3 is a bottom view of the lane guidance light 10 shown in FIGS. 1 and 2. As shown in FIG. 3, the filling part 40 protrudes from the center of the bottom surface, and a rectangular depression 33 and a circular depression 35 are formed around the charging part 40. This is to increase the bonding force between the road 80 and the lane guidance light 10 by the molten epoxy resin 90 is penetrated and solidified. Therefore, the shape, size, and position of the recesses 33 and 35 may be changed according to the size and shape of the lane guidance light 10.

FIG. 4 is a state diagram in which the lane guidance lamp 10 shown in FIGS. 1 and 2 is installed on the road 80 between the center line 70. As shown in FIG. 4, lane guidance lamps 10 are installed at intervals of about 3 m on roads 80 between center lines 70. In addition to the center line 70, it may be installed on any line painted on the road, such as a boundary between a road and a shoulder, a driving line, a driveway and a sidewalk boundary, a stop line on a pedestrian crossing, a driving line of an intersection, a parking line, and a road, sidewalk, or boundary stone. Can also be installed.

5 is a cross-sectional view of the lane guidance light 10 installed as shown in FIG. 4. As shown in FIG. 5, the filling part 40 is embedded on the road 80, and an epoxy resin 90 is formed between the bottom of the road 80 and the housing 15 and between the road 80 and the filling part 40. It is published and functions as an adhesive.

6 is an internal block diagram of a lane guidance light 10 according to the present invention. As shown in FIG. 6, the solar cell panel 22, the light sensor 24, the timer 85, the charging unit 40, and the LED diode 30 are electrically connected to the control unit 87. . In particular, the controller 87 determines that it is night when the output signal of the optical sensor 24 is less than a predetermined value, and blinks the LED diode 30 to emit light, and determines that it is daytime when the output signal of the optical sensor 24 is greater than or equal to the predetermined value. Control to turn off the LED diode (30). In addition, the controller 87 controls the blinking duty of the LED diode 30 by using the clock signal of the timer 85.

Hereinafter, a construction method of the lane induction lamp 10 having the solar cell panel as described above will be described. First, a hole is drilled at regular intervals between the center lines 70 as shown in FIG. 4. Then, a liquid epoxy resin 90 is injected into the hole. Then, the lane induction lamp 10 is inserted and then solidified and solidified. At this time, the liquid epoxy resin 90 penetrates into the recesses 33 and 35 to increase the contact area, so that the lane guidance lamp 10 and the road 80 have a strong adhesive force. Through this process, construction can be completed simply without additional wiring work.

Hereinafter will be described the internal operation method of the lane induction light 10 according to the present invention. In the daytime, sunlight transmitted through the transparent reinforced acrylic resin window 20 reaches the optical sensor 24, and the optical sensor 24 outputs a high voltage detection signal.

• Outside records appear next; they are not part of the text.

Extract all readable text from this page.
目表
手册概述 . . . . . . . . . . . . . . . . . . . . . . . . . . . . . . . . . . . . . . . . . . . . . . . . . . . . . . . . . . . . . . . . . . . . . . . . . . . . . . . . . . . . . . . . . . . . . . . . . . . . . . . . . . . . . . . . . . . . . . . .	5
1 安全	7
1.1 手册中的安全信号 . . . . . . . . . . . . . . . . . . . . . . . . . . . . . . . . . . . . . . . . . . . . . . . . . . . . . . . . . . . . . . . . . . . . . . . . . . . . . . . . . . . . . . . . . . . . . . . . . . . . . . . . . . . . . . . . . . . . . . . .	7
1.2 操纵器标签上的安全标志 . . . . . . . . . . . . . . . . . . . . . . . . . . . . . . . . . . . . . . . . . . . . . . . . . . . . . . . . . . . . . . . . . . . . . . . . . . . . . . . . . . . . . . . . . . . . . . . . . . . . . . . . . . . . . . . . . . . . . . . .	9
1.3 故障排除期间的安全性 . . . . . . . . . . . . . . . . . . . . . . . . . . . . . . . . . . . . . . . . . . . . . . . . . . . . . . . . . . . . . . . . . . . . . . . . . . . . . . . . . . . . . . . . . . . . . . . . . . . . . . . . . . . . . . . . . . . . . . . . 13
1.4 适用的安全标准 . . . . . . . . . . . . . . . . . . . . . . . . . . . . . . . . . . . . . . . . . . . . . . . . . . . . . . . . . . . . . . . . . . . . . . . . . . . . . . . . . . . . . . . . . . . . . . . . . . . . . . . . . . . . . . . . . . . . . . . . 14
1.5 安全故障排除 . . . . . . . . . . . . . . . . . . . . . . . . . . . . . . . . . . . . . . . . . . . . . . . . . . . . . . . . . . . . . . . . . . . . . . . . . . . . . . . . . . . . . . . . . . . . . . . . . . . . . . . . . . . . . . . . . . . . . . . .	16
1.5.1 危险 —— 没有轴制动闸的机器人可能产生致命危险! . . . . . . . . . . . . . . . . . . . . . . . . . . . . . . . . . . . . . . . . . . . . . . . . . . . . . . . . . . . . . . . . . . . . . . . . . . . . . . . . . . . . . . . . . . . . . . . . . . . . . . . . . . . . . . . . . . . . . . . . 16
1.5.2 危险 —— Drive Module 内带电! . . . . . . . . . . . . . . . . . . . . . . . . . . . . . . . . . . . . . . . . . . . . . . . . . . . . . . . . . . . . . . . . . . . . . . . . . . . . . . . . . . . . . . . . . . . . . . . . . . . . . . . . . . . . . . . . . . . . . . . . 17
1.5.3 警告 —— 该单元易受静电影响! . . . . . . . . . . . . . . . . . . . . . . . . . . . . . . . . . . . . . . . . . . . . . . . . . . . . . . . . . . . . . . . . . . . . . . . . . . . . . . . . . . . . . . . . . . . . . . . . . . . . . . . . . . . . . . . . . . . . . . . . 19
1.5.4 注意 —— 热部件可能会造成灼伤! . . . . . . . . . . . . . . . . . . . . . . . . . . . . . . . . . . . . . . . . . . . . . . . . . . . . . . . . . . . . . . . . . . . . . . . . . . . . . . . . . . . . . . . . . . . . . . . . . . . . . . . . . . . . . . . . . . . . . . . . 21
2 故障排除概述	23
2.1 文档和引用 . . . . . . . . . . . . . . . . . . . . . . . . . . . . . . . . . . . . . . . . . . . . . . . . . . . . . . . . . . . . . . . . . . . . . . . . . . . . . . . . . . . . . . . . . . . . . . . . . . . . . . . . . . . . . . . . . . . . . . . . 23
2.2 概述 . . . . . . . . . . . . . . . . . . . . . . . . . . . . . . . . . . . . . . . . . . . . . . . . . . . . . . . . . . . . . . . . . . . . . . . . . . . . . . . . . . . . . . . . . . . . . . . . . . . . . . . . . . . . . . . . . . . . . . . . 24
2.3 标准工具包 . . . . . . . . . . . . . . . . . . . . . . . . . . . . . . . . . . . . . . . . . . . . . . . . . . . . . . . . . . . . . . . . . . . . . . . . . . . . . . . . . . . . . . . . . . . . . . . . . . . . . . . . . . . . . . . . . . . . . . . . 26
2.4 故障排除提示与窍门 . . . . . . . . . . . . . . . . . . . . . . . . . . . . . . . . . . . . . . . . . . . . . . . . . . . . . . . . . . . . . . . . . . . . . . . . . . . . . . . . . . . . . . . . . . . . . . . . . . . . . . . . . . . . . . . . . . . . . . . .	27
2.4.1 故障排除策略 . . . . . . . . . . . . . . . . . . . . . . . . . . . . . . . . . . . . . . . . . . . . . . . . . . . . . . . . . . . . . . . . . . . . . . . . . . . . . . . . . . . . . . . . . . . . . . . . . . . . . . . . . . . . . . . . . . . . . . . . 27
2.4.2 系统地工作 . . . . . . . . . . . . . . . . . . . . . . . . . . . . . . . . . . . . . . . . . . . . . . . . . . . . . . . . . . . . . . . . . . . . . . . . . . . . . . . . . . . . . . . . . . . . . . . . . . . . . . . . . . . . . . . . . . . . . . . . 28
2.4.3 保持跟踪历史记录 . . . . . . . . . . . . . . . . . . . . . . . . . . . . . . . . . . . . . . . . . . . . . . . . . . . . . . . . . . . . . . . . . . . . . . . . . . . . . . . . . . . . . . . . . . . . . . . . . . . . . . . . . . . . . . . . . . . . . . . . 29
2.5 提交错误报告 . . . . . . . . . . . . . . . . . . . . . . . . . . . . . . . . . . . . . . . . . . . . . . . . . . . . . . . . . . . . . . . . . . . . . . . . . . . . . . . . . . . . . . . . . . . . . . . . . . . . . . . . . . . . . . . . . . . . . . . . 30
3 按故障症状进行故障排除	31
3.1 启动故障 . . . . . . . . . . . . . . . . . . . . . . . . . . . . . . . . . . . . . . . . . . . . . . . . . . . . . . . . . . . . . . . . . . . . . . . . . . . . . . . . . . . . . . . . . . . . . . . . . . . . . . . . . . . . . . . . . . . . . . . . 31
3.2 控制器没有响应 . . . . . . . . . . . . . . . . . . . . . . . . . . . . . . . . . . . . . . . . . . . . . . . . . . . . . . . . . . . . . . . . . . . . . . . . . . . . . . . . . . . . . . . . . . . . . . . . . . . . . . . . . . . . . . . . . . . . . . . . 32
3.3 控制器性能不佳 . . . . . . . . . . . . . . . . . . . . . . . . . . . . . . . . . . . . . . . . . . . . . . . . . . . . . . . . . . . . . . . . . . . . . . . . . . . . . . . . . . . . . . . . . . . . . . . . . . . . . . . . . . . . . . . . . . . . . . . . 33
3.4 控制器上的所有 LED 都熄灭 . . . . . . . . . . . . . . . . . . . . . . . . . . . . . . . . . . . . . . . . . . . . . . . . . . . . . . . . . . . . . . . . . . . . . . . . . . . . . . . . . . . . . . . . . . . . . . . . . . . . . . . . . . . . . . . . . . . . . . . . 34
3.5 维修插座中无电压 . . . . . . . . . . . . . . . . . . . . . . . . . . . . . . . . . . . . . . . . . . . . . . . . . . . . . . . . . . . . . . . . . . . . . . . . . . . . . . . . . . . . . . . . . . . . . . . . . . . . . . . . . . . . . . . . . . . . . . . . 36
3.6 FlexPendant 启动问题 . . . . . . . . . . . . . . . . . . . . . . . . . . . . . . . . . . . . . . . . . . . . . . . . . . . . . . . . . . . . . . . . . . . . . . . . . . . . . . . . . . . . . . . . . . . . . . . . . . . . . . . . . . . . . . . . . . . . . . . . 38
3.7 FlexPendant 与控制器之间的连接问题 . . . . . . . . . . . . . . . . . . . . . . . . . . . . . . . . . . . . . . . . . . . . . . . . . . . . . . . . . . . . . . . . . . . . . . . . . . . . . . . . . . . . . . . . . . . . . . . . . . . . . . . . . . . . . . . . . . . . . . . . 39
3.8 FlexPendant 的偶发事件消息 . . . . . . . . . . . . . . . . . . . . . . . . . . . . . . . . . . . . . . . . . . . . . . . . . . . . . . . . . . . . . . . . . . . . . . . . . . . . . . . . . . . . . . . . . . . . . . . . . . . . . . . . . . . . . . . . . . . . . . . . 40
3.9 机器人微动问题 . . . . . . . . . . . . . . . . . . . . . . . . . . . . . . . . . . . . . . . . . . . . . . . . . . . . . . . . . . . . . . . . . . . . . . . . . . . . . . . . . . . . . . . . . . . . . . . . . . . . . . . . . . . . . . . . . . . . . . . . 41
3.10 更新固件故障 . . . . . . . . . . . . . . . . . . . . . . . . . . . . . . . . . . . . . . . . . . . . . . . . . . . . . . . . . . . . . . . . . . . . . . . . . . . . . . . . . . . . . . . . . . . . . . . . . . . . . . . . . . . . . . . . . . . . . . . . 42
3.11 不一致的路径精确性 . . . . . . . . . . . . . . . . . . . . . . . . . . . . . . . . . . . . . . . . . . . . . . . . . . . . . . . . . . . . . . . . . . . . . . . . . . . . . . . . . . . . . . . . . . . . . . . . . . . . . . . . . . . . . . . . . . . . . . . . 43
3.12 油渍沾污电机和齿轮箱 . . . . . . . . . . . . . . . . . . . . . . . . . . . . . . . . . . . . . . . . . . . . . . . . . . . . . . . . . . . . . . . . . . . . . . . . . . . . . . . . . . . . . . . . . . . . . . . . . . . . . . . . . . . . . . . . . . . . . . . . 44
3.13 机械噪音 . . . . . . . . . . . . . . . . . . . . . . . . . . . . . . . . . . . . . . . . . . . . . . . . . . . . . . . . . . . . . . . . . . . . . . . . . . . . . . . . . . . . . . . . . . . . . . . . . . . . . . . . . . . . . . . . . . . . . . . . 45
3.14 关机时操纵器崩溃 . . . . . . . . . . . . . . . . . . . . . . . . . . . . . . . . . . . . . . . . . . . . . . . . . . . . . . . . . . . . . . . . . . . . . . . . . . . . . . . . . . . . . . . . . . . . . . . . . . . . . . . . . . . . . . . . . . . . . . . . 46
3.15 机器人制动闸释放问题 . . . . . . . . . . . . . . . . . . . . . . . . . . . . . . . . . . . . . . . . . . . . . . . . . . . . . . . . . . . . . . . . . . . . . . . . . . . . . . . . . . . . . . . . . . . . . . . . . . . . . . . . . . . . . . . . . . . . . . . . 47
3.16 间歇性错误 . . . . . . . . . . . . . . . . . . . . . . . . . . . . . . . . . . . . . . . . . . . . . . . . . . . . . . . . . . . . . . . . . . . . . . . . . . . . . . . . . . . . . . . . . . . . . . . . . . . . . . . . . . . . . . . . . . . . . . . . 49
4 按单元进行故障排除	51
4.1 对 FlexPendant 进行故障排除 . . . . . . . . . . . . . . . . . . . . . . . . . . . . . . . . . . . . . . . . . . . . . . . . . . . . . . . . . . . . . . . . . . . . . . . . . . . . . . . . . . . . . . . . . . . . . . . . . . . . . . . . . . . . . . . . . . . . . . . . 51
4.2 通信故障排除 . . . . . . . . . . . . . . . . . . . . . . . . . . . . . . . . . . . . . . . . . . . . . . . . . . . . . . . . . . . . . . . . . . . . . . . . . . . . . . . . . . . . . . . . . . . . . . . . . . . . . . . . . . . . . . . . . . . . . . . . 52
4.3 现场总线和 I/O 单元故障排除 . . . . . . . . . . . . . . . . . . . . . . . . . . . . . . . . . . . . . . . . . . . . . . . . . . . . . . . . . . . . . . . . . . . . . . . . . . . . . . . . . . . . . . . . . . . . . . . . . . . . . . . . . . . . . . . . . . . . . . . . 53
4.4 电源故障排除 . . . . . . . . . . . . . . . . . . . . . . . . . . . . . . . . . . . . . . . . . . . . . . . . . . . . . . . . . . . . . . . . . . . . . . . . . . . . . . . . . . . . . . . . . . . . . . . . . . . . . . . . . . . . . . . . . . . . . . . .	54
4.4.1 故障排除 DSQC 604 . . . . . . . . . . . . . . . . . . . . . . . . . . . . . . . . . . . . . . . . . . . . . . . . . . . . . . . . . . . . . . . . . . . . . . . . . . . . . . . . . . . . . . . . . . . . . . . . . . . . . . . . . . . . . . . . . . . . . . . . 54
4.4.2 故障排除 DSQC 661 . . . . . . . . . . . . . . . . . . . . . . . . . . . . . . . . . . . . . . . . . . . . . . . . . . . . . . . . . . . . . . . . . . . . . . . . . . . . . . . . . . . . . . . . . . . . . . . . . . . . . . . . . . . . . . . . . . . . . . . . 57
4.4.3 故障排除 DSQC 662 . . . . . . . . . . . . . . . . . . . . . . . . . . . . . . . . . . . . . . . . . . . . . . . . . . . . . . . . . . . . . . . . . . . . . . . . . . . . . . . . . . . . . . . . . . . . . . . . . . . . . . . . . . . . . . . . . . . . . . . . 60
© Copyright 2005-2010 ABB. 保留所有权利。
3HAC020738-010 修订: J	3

Then, the control unit 87 detects the voltage of the output signal to determine the present day. Then, the LED diode 30 is turned off, and the charging unit 40 is made to be charged through the solar panel 22.

If at night, the light sensor 24 outputs a low voltage detection signal or no output because no light is transmitted through the transparent reinforced acrylic resin window 20 or little. Then, the control unit 87 detects this and determines the present time at night. Then, the control unit 87 applies the power from the charging unit 40 to the LED diode 30 to blink.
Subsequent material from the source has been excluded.